Si dovranno porre delle condizioni di vasta portata per l'esercizio della sovranità del Kosovo
In secondo luogo, non siamo d'accordo su quanto sia necessario un compromesso. Sia a livello interno che internazionale, si dovranno porre delle condizioni di vasta portata all'esercizio della sovranità del Kosovo. Queste sono necessarie per garantire sia i diritti della minoranza che l'accordo in ambito Nazioni Unite. Ma tu evidenzi le conseguenze potenzialmente destabilizzanti delle soluzioni di compromesso che ho menzionato, come il rischio di divisione che potrebbe derivare dai forti poteri attribuiti alle municipalità a maggioranza serba.

In terzo luogo, ritieni che l'indipendenza del Kosovo non influirà su altri conflitti secessionistici e che questi saranno risolti in modo indipendente. Al contrario, io credo che il Kosovo costituisca già e rimarrà un importante punto di riferimento per tutti i conflitti secessionistici.

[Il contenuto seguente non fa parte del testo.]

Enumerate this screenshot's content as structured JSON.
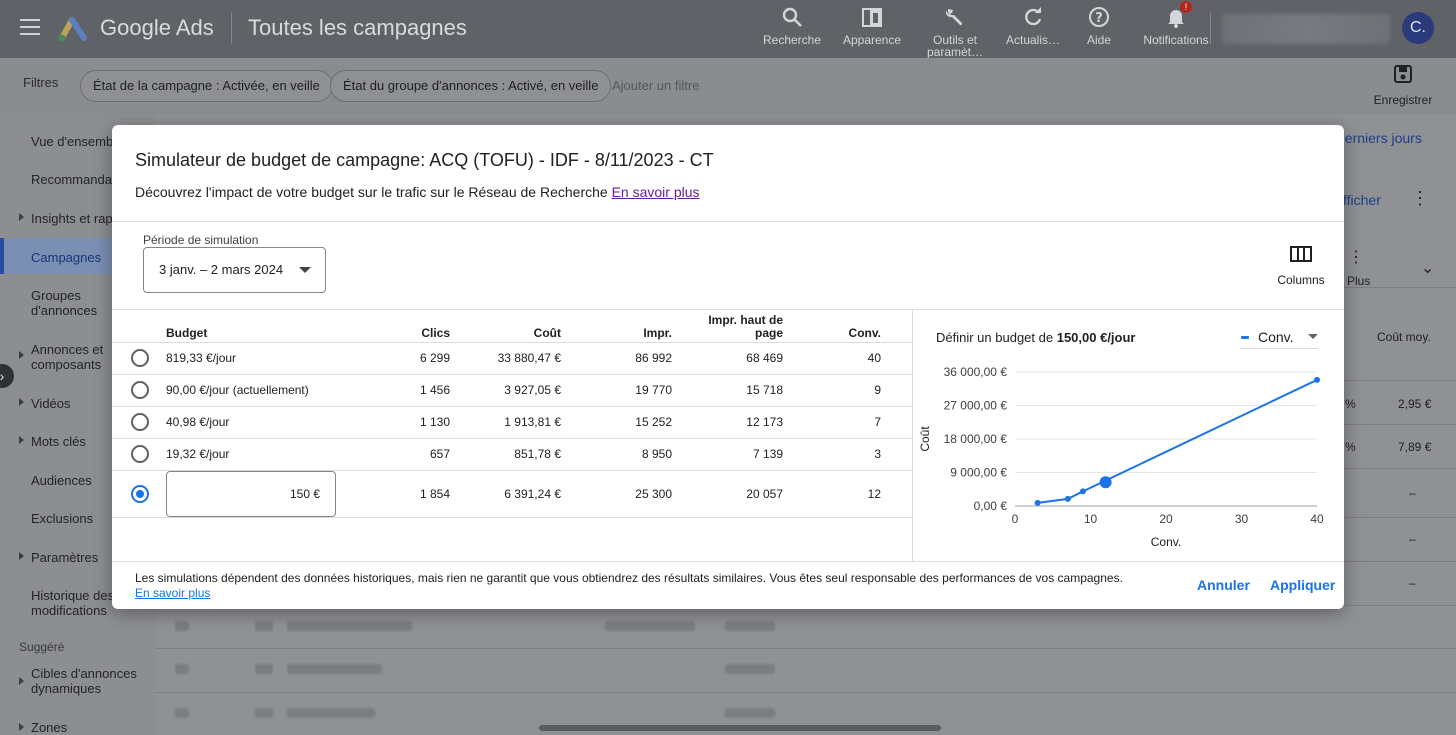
{
  "app": {
    "brand": "Google Ads",
    "page_title": "Toutes les campagnes",
    "tools": [
      {
        "label": "Recherche",
        "icon": "search-icon"
      },
      {
        "label": "Apparence",
        "icon": "appearance-icon"
      },
      {
        "label": "Outils et paramèt…",
        "icon": "wrench-icon"
      },
      {
        "label": "Actualis…",
        "icon": "refresh-icon"
      },
      {
        "label": "Aide",
        "icon": "help-icon"
      },
      {
        "label": "Notifications",
        "icon": "bell-icon",
        "badge": "!"
      }
    ],
    "avatar": "C."
  },
  "filters": {
    "label": "Filtres",
    "chips": [
      "État de la campagne : Activée, en veille",
      "État du groupe d'annonces : Activé, en veille"
    ],
    "add_filter": "Ajouter un filtre",
    "save": "Enregistrer"
  },
  "sidebar": {
    "items": [
      "Vue d'ensemble",
      "Recommandat…",
      "Insights et rapp…",
      "Campagnes",
      "Groupes d'annonces",
      "Annonces et composants",
      "Vidéos",
      "Mots clés",
      "Audiences",
      "Exclusions",
      "Paramètres",
      "Historique des modifications"
    ],
    "suggested_label": "Suggéré",
    "suggested_items": [
      "Cibles d'annonces dynamiques",
      "Zones"
    ]
  },
  "background": {
    "date_range": "derniers jours",
    "afficher": "fficher",
    "plus": "Plus",
    "col_headers": [
      "Coût moy."
    ],
    "cost_avg": [
      "2,95 €",
      "7,89 €",
      "–",
      "–",
      "–"
    ],
    "pct": [
      "%",
      "%"
    ]
  },
  "modal": {
    "title": "Simulateur de budget de campagne: ACQ (TOFU) - IDF - 8/11/2023 - CT",
    "subtitle": "Découvrez l'impact de votre budget sur le trafic sur le Réseau de Recherche",
    "learn_more": "En savoir plus",
    "period_label": "Période de simulation",
    "period_value": "3 janv. – 2 mars 2024",
    "columns_label": "Columns",
    "table": {
      "headers": [
        "Budget",
        "Clics",
        "Coût",
        "Impr.",
        "Impr. haut de page",
        "Conv."
      ],
      "rows": [
        {
          "budget": "819,33 €/jour",
          "clics": "6 299",
          "cout": "33 880,47 €",
          "impr": "86 992",
          "impr_haut": "68 469",
          "conv": "40",
          "selected": false
        },
        {
          "budget": "90,00 €/jour (actuellement)",
          "clics": "1 456",
          "cout": "3 927,05 €",
          "impr": "19 770",
          "impr_haut": "15 718",
          "conv": "9",
          "selected": false
        },
        {
          "budget": "40,98 €/jour",
          "clics": "1 130",
          "cout": "1 913,81 €",
          "impr": "15 252",
          "impr_haut": "12 173",
          "conv": "7",
          "selected": false
        },
        {
          "budget": "19,32 €/jour",
          "clics": "657",
          "cout": "851,78 €",
          "impr": "8 950",
          "impr_haut": "7 139",
          "conv": "3",
          "selected": false
        }
      ],
      "custom": {
        "budget_value": "150 €",
        "clics": "1 854",
        "cout": "6 391,24 €",
        "impr": "25 300",
        "impr_haut": "20 057",
        "conv": "12",
        "selected": true
      }
    },
    "chart_header_prefix": "Définir un budget de",
    "chart_header_value": "150,00 €/jour",
    "metric_select": "Conv.",
    "footer_note": "Les simulations dépendent des données historiques, mais rien ne garantit que vous obtiendrez des résultats similaires. Vous êtes seul responsable des performances de vos campagnes.",
    "footer_link": "En savoir plus",
    "cancel": "Annuler",
    "apply": "Appliquer"
  },
  "colors": {
    "accent": "#1a73e8",
    "link_visited": "#6a1b9a",
    "topbar": "#5f6368"
  },
  "chart_data": {
    "type": "line",
    "xlabel": "Conv.",
    "ylabel": "Coût",
    "xlim": [
      0,
      40
    ],
    "ylim": [
      0,
      36000
    ],
    "xticks": [
      0,
      10,
      20,
      30,
      40
    ],
    "yticks": [
      0,
      9000,
      18000,
      27000,
      36000
    ],
    "ytick_labels": [
      "0,00 €",
      "9 000,00 €",
      "18 000,00 €",
      "27 000,00 €",
      "36 000,00 €"
    ],
    "series": [
      {
        "x": [
          3,
          7,
          9,
          40
        ],
        "y": [
          851.78,
          1913.81,
          3927.05,
          33880.47
        ]
      }
    ],
    "highlight": {
      "x": 12,
      "y": 6391.24
    },
    "grid": true
  }
}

Ciò non vuol dire che la formula di una "indipendenza condizionata" verrà usata per risolvere ogni altro conflitto, ma che il Kosovo comparirà in tutte le discussioni su tali questioni. Le trattative per il Kosovo non riguardano dunque solo il Kosovo. Piuttosto, devono anche affrontare la questione di come si possa trovare una soluzione soddisfacente per un singolo caso senza intaccare la più vasta sicurezza internazionale.

Tuo
Bruno

* La Turchia riconosce la Repubblica di Macedonia con il suo nome costituzionale.